De muy pibe, Alejandro Argüello era la sombra del cartero de su barrio. El mensajero entregaba puntualmente los sobres y, pocos segundos después, el pichón de filatelista tocaba timbre y pedía a los destinatarios que le regalaran las preciadas estampillas. «Tenía ocho años, pocos recursos económicos y en mi familia nadie coleccionaba –explica el hoy presidente de la Sociedad de Comerciantes Filatélicos de la República Argentina–, pero no me podía quejar, los vecinos de Florida siempre fueron muy generosos». De aquellos iniciales tesoros postales, nunca pudo olvidar la estampilla de 4 pesos tatuada con el rostro de José Hernández: el retrato en rojo lacre del poeta gauchesco, la fina viñeta y el preciso dentado. «La saqué de un sobre en forma artesanal, no tenía la más pálida idea de cómo hacerlo. Así llegué a este mundo. Fue instintiva la cosa». Antes de cumplir los 15, Argüello ya tenía un generoso –pero desordenado– lote, poblado por piezas argentinas y francesas. «Un día mi viejo, que era empleado del Banco Francés, cayó en casa con una bolsa repleta con 5000 cartas, correspondencia archivada y luego liberada por el banco. Sentí lo mismo que cuando venía Papá Noel». En plena adolescencia, un tanto hastiado del vicio, resolvió vender todo. Se tomó un colectivo hasta Plaza Dorrego y entró decidido a un localcito donde lo atendió un viejo y sabio coleccionista: «Ese día entendí el sentido de la filatelia. Me explicó que lo que tenía no era una colección y me reveló cómo armar una». Regresó a casa con las estampillas, pero también con un clasificador y una pinza, las dos armas fundamentales de todo filatelista de ley. Desde entonces, no pasa un solo día sin ordenar el universo postal que lo rodea. 

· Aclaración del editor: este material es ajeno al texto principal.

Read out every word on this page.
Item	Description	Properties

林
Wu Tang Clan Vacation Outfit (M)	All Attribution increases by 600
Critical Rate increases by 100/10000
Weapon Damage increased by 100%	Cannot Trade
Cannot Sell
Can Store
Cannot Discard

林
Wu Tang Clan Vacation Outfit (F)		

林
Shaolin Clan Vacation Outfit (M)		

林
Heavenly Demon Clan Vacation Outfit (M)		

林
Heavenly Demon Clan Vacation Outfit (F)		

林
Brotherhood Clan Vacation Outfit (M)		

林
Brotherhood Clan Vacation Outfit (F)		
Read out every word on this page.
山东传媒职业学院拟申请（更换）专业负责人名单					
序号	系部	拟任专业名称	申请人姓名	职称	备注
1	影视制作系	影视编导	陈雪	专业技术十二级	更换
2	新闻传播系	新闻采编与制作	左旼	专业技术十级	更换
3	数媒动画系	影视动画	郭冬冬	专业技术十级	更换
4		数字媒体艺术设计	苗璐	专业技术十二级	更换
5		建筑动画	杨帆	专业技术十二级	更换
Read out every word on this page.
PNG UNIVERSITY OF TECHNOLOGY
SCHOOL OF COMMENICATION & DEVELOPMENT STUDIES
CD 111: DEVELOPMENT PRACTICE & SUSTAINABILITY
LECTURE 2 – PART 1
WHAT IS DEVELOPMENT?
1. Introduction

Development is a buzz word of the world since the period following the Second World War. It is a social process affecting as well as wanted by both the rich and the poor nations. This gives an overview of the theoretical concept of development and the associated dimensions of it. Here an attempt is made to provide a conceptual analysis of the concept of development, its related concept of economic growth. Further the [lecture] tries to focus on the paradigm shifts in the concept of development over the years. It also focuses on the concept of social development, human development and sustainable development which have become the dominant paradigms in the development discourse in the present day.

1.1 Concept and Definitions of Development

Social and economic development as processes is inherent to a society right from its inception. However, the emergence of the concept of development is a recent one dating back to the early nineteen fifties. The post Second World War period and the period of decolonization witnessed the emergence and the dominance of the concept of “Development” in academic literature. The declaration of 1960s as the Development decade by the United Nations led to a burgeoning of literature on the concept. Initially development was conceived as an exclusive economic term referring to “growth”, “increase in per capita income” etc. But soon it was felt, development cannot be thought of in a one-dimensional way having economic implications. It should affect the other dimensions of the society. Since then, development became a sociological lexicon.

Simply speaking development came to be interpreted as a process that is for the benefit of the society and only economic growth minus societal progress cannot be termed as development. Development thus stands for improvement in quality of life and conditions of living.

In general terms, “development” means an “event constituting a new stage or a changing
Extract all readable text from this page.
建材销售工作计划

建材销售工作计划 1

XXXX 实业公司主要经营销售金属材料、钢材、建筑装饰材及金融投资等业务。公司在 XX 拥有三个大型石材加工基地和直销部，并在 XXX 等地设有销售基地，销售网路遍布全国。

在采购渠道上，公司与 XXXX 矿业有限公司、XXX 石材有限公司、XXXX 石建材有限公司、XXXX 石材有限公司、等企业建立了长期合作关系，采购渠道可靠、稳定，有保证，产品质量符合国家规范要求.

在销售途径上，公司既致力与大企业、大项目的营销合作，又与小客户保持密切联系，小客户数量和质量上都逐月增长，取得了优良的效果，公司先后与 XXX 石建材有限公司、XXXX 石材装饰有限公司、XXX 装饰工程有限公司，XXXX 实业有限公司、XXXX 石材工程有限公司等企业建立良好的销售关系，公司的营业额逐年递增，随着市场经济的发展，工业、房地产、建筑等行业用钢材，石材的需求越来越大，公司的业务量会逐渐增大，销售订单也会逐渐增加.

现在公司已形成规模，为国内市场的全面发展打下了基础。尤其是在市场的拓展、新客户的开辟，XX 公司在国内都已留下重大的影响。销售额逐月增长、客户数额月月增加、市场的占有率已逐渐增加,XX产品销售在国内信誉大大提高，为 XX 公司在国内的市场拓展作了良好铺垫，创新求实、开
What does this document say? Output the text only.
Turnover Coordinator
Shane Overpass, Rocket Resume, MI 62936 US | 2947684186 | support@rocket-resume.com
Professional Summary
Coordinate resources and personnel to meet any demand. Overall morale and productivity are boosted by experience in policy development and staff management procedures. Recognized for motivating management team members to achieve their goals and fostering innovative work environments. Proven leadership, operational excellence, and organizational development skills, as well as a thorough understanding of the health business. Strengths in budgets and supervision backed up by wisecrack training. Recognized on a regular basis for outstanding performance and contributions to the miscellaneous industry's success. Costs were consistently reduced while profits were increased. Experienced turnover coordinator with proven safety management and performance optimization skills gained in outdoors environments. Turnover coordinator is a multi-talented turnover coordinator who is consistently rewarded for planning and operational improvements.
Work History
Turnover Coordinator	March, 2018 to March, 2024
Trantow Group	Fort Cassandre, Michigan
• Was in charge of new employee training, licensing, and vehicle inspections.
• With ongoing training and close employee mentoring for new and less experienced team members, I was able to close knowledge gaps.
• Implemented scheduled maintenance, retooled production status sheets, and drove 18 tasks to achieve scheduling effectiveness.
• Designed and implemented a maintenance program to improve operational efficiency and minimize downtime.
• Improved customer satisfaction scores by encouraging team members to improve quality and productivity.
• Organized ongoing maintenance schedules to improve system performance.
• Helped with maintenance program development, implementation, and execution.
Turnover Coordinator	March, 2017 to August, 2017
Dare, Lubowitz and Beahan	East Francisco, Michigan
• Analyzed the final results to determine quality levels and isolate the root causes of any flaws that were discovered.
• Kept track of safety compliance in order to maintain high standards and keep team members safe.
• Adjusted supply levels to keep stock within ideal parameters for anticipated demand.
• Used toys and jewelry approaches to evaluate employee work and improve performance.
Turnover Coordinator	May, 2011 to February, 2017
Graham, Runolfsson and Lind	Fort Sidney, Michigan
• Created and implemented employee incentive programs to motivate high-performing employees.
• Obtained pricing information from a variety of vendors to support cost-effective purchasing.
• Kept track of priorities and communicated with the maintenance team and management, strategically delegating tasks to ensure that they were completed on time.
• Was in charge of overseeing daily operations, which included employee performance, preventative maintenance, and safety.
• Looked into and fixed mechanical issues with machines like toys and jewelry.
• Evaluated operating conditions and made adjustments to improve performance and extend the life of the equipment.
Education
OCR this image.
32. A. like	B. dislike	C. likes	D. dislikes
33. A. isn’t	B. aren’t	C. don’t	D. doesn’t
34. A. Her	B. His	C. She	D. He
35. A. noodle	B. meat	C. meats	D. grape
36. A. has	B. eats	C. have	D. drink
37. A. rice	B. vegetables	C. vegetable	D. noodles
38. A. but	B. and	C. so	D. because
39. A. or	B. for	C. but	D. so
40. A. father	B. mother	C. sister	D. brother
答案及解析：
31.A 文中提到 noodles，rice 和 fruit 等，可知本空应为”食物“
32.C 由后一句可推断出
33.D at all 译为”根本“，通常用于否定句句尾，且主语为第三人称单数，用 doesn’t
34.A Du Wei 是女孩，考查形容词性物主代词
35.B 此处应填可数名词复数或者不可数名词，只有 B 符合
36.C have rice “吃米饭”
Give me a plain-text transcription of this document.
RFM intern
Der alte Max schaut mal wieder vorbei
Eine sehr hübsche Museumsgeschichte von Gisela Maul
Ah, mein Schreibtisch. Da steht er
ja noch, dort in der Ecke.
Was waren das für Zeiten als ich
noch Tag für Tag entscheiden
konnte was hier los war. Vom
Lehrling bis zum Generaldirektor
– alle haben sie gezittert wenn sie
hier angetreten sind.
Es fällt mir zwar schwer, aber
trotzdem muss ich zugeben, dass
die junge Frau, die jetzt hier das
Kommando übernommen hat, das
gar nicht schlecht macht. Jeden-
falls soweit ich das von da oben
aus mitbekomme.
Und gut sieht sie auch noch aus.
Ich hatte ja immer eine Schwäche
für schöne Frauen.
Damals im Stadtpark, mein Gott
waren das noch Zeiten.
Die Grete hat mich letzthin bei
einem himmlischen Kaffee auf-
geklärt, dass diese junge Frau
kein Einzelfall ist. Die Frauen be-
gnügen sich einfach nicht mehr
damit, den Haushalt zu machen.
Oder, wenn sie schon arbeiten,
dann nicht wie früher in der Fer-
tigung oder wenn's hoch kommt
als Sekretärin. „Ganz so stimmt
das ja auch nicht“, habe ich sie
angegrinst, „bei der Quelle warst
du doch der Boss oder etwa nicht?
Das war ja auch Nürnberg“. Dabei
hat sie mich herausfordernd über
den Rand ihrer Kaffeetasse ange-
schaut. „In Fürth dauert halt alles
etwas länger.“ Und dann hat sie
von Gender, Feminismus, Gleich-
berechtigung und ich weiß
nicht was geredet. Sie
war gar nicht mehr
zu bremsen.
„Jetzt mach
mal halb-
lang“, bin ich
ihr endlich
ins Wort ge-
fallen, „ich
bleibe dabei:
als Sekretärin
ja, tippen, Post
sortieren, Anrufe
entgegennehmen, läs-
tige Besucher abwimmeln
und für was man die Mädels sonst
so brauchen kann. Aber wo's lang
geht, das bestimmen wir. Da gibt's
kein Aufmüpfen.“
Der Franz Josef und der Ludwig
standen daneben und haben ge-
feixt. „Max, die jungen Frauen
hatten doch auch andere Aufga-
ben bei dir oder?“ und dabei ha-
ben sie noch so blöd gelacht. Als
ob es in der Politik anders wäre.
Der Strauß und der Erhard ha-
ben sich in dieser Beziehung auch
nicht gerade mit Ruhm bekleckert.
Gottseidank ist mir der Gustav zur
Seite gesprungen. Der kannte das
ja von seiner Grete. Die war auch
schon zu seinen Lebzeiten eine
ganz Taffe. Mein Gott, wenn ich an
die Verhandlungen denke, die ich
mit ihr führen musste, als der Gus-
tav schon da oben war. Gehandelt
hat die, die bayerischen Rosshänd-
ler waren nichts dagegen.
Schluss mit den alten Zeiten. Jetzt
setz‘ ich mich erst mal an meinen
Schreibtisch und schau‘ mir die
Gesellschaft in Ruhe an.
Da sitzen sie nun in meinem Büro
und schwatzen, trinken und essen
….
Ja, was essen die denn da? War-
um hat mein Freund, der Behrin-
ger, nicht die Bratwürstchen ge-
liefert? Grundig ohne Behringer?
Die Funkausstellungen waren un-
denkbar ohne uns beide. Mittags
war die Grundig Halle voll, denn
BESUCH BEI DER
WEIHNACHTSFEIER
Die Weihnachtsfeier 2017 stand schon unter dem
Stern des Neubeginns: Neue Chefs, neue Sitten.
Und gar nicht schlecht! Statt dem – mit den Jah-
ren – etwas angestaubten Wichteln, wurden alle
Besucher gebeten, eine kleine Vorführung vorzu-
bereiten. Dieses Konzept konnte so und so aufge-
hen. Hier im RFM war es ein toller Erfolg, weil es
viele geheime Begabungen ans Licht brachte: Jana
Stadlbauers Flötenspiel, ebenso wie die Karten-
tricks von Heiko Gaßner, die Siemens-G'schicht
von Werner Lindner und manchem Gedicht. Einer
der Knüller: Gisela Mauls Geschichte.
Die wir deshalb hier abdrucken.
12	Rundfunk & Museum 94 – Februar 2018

Silvia Kevorkian, la mujer de Argüello, aprendió a jugar con estampillas antes que con muñecas. La pulsión filatélica está adosada a su historia familiar: el abuelo, el padre, todos los Kevorkian amaban las estampillas, «hasta que en un momento mis hermanos se abrieron. Así que soy la única que siguió la tradición con el local a la calle –cuenta la señora, pinza a mano, en su pequeña y célebre tienda del Microcentro–. No soy coleccionista, a mí lo que me apasiona es el comercio, incentivar a los clientes, darles pautas de conservación, pero sobre todo aprender de ellos. Los filatelistas son gente muy culta, saben de todo. Mi marido tiene memoria de elefante». Entre los muchos eruditos que visitaron sus dominios, Kevorkian no duda un segundo y elige al «señor Antonio Carrizo. Coleccionaba todo lo que tuviera que ver con la literatura, Borges era su preferido. Pero su pasión máxima era Boca Juniors. Acá compró una carta de 1910 con el sello de la Secretaría de Boca, dirigida a un jugador del club Alumni. Una joya».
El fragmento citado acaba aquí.